Well, here’s your opportunity to tell your friends something they most certainly didn’t know about these great, superfamous Spanish artists ! Do you know any other fun facts about art?
1. We all know Pablo Picasso’s ravishing paintings, but if you happen to go to Vondelpark, in Amsterdam, you’ll see something that might be unexpected: Figure découpée l’Oiseau, a sculpture that Picasso gifted to the city in 1965. The artist had meant it to be the statue of a bird, but visitors have always called it “The Fish”!
2. We can surely assert that “it’s a man’s world”. But Remedios Varo, the Spanish-Mexican Surrealist artist with a deep interest in science and mystical forces, was able to flip the records over: in 1971 the Museum of Modern Art in Mexico City organized a posthumous retrospective exhibition with Varo’s art, which recorded the largest audiences in the museum’s entire history!
3. Salvador Dalí, the great man that we all know for his incredible Surrealist art, didn’t just paint or sculpt: not many people know that in the Seventies, for a commission, he also painted a deck of 78 beautiful tarot cards. First published in a limited edition in 1984, it was the first acknowledged deck of cards that was painted by a renowned painter. But worry not: you can now find it online, and it’s not even too expensive!
4. Speaking of Dalí, we just acknowledged that his interests went way beyond “just” painting; you probably already know that he worked with Walt Disney in the creation of the dreamy short film Destino, but that wasn’t the only time he worked in the field of the seventh art: in fact, in 1929 he collaborated with Luis Buñuel in the production of Un chien andalou, which has been defined as the most significant Surrealist film.
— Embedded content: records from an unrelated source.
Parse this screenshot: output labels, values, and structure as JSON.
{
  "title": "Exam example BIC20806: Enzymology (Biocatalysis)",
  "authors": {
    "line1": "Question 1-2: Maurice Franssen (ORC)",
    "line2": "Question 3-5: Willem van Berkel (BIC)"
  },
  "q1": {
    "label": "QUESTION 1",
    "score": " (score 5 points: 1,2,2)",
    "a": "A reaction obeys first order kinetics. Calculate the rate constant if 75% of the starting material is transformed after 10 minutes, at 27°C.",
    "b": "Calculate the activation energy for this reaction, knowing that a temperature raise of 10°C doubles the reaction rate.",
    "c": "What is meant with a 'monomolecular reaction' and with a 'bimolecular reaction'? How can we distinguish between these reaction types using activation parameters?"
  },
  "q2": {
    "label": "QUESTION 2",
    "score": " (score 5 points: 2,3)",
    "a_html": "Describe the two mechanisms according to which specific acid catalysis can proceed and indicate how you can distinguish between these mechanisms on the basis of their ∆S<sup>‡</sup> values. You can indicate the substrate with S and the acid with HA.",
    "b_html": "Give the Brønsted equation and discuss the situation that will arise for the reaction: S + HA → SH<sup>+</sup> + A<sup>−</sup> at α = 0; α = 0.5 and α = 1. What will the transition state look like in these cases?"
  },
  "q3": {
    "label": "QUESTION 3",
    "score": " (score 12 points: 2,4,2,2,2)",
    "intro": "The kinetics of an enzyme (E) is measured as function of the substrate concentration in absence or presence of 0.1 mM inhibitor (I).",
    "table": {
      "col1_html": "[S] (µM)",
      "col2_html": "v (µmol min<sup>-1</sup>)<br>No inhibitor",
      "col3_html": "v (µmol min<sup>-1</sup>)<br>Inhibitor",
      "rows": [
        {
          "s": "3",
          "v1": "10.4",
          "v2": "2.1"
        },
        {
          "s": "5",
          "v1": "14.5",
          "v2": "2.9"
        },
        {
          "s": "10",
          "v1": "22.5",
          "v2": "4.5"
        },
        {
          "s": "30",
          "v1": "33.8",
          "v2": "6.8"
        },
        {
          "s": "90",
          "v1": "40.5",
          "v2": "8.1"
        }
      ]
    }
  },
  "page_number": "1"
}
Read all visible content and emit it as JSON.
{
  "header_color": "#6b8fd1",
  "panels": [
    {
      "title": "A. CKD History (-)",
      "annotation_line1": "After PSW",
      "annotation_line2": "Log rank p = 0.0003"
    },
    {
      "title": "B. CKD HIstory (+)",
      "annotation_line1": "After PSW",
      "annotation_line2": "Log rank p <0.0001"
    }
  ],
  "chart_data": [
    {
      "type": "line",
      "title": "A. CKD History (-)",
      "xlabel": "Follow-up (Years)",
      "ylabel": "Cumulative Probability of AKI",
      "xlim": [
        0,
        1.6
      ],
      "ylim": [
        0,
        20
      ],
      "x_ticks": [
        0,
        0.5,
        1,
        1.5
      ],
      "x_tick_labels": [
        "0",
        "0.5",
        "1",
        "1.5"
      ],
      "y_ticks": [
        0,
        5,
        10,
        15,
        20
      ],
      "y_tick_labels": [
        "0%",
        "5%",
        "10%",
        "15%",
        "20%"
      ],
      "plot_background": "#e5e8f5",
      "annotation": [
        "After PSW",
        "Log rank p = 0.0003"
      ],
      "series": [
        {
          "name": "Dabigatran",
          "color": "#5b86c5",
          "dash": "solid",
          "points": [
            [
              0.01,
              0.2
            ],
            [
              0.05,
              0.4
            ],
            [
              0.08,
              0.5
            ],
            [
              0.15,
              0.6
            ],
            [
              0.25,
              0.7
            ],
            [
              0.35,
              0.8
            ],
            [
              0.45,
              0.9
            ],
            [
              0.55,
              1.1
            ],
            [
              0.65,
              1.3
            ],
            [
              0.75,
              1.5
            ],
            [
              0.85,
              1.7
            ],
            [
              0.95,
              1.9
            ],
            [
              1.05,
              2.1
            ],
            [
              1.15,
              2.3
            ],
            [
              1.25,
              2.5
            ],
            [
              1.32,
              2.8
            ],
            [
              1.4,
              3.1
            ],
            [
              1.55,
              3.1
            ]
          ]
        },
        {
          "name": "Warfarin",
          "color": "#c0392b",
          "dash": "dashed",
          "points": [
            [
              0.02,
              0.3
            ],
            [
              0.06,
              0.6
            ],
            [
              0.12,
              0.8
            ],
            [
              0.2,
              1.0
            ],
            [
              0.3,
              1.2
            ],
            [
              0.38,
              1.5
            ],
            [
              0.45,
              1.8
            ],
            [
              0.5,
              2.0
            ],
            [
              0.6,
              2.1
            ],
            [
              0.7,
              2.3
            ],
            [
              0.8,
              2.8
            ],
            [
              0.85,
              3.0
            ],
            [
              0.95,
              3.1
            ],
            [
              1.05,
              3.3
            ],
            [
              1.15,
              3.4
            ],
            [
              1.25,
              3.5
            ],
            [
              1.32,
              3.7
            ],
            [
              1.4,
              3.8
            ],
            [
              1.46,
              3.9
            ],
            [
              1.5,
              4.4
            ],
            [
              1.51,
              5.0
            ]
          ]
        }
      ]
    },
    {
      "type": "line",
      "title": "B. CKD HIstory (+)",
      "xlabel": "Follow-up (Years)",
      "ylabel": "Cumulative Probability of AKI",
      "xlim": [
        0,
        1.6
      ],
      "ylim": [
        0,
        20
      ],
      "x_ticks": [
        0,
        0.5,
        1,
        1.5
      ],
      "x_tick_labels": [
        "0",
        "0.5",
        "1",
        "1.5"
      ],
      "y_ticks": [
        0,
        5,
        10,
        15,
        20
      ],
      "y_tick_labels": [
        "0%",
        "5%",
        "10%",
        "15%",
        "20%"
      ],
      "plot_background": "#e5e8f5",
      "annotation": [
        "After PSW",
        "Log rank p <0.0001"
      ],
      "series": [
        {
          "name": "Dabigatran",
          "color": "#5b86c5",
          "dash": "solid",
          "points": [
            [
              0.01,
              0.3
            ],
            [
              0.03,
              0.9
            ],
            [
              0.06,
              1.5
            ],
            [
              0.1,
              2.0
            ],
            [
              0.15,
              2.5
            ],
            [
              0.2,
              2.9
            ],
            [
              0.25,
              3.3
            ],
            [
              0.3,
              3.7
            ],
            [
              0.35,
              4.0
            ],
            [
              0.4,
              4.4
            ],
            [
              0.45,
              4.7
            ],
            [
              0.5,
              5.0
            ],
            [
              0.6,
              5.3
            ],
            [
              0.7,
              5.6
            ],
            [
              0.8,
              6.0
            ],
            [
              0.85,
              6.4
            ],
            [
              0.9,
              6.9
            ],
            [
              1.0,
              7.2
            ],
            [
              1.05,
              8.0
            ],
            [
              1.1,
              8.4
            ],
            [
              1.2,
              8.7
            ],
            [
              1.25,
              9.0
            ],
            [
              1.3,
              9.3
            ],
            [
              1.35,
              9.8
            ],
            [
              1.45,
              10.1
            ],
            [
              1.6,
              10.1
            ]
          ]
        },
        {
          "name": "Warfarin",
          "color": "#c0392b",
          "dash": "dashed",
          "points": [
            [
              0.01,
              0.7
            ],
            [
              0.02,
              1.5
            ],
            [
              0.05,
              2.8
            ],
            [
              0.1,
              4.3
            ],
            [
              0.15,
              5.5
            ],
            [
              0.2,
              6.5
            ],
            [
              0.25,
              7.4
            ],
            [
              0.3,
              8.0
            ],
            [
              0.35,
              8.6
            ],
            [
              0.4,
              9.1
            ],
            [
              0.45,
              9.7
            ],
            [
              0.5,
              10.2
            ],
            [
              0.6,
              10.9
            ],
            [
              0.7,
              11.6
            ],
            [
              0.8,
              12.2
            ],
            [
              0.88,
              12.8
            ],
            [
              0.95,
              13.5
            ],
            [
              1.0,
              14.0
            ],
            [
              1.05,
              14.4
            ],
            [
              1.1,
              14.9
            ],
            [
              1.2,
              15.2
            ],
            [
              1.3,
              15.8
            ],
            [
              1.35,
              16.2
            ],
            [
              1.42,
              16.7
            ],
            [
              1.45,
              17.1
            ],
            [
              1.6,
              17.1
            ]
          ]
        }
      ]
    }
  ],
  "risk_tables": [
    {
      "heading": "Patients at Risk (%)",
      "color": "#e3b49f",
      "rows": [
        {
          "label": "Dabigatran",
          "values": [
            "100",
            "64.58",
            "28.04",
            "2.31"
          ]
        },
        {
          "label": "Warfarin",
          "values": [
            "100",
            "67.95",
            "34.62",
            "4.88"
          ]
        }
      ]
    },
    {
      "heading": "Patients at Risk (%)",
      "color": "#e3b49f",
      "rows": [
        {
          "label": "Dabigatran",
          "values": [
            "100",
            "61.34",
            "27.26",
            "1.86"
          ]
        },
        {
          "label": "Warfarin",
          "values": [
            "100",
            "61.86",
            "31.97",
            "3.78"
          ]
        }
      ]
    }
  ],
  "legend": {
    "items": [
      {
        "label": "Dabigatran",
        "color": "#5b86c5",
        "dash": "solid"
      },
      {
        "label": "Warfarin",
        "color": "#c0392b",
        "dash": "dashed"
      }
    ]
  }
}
5. Salvador Dalí is not the only artist that dedicated a part of his life to exploring other fields: in 1926, Joan Miró collaborated with another great artist, Max Ernst, on Sergei Diaghilev’s production of Romeo and Juliet, designing stage sets and costumes for the ballet. They were both accused by some of their contemporaries to have betrayed their social class by spending time on “bourgeoisie”.